Thousands flee Hong Kong for UK, fearing China crackdown
London: Cindy had a comfortable lifestyle in Hong Kong: she owned several properties with her husband, they had a good business going.
But last year she made up her mind to leave it all behind and move her family to Britain, and not even a global pandemic was going to sway her decision.
To uproot ourselves like this is definitely not easy. But things got uglier last year, the government was really driving us away, said the businesswoman and mother of two young children who didn't give her family name because she feared repercussions for speaking out against the Chinese government.
Everything we value - freedom of speech, fair elections, liberties - has been eroded. It's no longer the Hong Kong we knew, it's no longer somewhere we can call home.
Cindy, who landed in London last week, is one of thousands of Hong Kongers fleeing their hometown since Beijing imposed a draconian national security law on the territory last summer.

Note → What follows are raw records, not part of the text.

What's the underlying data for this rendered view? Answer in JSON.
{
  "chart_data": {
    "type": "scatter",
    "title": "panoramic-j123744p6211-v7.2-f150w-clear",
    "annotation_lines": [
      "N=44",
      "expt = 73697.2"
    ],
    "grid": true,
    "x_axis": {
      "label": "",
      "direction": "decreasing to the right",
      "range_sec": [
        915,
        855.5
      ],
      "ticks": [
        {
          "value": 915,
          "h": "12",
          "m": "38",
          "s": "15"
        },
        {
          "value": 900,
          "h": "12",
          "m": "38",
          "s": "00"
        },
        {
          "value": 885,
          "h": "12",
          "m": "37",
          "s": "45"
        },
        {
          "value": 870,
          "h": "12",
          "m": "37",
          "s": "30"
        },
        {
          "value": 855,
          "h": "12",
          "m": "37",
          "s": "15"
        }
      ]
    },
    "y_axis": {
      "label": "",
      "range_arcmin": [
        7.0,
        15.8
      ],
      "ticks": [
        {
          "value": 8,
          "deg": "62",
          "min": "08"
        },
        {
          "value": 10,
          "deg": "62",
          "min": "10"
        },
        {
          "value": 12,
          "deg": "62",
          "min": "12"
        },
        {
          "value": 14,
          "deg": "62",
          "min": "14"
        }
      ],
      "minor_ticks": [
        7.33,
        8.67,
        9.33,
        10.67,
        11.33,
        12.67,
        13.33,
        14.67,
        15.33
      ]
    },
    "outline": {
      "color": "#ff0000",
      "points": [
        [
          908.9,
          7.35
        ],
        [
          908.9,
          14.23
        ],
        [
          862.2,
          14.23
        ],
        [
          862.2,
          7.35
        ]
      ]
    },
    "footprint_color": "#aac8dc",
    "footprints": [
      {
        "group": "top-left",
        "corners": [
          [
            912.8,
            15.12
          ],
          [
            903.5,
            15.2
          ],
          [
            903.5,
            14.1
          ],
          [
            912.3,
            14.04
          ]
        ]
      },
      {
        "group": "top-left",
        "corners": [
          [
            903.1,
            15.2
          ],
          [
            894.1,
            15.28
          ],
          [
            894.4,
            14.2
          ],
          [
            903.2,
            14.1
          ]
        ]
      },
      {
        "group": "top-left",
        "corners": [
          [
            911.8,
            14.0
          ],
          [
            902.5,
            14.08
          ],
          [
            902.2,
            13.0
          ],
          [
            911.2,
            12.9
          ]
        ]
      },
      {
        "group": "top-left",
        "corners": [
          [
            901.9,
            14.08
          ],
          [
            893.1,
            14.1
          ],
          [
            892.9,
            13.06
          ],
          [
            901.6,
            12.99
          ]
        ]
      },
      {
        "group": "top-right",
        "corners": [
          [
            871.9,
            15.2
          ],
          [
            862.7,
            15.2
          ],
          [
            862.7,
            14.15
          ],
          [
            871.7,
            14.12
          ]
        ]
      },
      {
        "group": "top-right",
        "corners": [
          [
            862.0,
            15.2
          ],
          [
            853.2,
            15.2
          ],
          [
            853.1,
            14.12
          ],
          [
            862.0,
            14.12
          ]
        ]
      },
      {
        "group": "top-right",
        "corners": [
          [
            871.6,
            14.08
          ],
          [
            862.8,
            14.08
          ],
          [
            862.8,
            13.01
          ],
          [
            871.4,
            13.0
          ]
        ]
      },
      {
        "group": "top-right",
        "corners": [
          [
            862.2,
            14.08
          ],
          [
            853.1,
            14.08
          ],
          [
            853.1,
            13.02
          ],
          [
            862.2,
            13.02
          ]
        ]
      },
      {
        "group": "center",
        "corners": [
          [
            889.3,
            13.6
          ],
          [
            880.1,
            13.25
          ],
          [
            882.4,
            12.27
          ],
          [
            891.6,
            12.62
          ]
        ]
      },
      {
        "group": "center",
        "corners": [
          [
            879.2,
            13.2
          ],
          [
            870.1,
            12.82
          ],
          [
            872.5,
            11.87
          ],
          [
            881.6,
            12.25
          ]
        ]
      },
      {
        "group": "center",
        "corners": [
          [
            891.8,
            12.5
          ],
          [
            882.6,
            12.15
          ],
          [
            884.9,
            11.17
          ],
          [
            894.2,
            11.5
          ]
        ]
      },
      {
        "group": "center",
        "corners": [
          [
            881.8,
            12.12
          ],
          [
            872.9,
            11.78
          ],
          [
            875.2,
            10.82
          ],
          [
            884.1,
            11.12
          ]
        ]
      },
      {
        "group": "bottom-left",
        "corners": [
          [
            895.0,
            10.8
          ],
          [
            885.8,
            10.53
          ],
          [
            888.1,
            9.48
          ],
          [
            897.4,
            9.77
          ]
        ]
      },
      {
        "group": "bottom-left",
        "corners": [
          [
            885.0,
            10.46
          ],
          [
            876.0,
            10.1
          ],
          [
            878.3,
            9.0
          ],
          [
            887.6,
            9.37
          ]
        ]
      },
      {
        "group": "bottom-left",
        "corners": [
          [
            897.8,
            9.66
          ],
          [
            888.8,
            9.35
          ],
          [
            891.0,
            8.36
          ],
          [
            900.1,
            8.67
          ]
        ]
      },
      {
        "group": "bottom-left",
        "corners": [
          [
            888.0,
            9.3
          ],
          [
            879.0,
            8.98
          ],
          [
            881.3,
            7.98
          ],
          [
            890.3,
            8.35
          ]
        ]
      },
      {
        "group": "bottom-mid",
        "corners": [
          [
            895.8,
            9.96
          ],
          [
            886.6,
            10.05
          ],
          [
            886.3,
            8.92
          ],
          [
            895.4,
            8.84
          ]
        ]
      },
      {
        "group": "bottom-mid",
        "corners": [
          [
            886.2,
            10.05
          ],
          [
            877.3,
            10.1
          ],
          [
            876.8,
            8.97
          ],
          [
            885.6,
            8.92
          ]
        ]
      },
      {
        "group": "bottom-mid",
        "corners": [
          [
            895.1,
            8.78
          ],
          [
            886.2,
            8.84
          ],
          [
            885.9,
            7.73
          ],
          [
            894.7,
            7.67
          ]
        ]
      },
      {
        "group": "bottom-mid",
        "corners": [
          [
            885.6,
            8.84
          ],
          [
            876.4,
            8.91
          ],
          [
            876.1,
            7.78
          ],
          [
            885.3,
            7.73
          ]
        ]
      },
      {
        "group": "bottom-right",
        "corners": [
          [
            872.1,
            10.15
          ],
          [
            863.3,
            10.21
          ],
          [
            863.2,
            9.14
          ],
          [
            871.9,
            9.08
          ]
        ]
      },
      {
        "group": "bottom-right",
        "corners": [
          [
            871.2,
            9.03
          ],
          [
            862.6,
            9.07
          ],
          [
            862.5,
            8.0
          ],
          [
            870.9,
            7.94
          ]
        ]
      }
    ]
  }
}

Some are leaving because they fear punishment for supporting pro-democracy protests. But many others, like her, say China's encroachment on their way of life and civil liberties has become unbearable, and they want to seek a better future for their children abroad. Most say they don't plan to ever go back.
Many firmed up their exit plans after Britain announced in July that it would open a special immigration pathway for up to 5 million eligible Hong Kongers to live, work and eventually settle in the U.K.
Meanwhile, the new visa route officially opened on Sunday.
Around 300,000 Hong Kong nationals are expected to apply for the visa, which is open to holders of the British National (Overseas) passport and their immediate dependents and was announced last year in retaliation of China's controversial new National Security Law.
The UK maintains the new law is a clear and serious breach of the Sino-British Joint Declaration under which Hong Kong had been handed over to the Chinese authorities over 23 years ago. I am immensely proud that we have brought in this new route for Hong Kong BN(O)s to live, work and make their home in our country, said UK Prime Minister Boris Johnson.
In doing so we have honoured our profound ties of history and friendship with the people of Hong Kong, and we have stood up for freedom and autonomy values both the UK and Hong Kong hold dear, he said.
Under the route, those with BN(O) status and their eligible family members will be able to come to the UK to live, study and work. As with other visas, after?five years in the UK, they?will be able to apply for?settlement, followed by?British citizenship after a further 12 months.
Global Britain will always stand up for what is right and uphold our commitments. This new visa delivers on our promise to the people of Hong Kong, honouring our strong historic relationship and upholding their freedoms, said UK Home Secretary Priti Patel.
I look forward to welcoming people wanting to put down roots and build a new life with their family in the UK, she said.
In response, the Chinese foreign ministry recently said it would no longer recognise the BNO passport as a travel document. China maintains its new security law is necessary to prevent the type of protests seen in Hong Kong during much of 2019. However, the law has caused alarm worldwide, with opponents saying it erodes the territory's freedoms as a semi-autonomous region of China.
Britain's government said some 7,000 people with British National Overseas (BNO) status have arrived since July.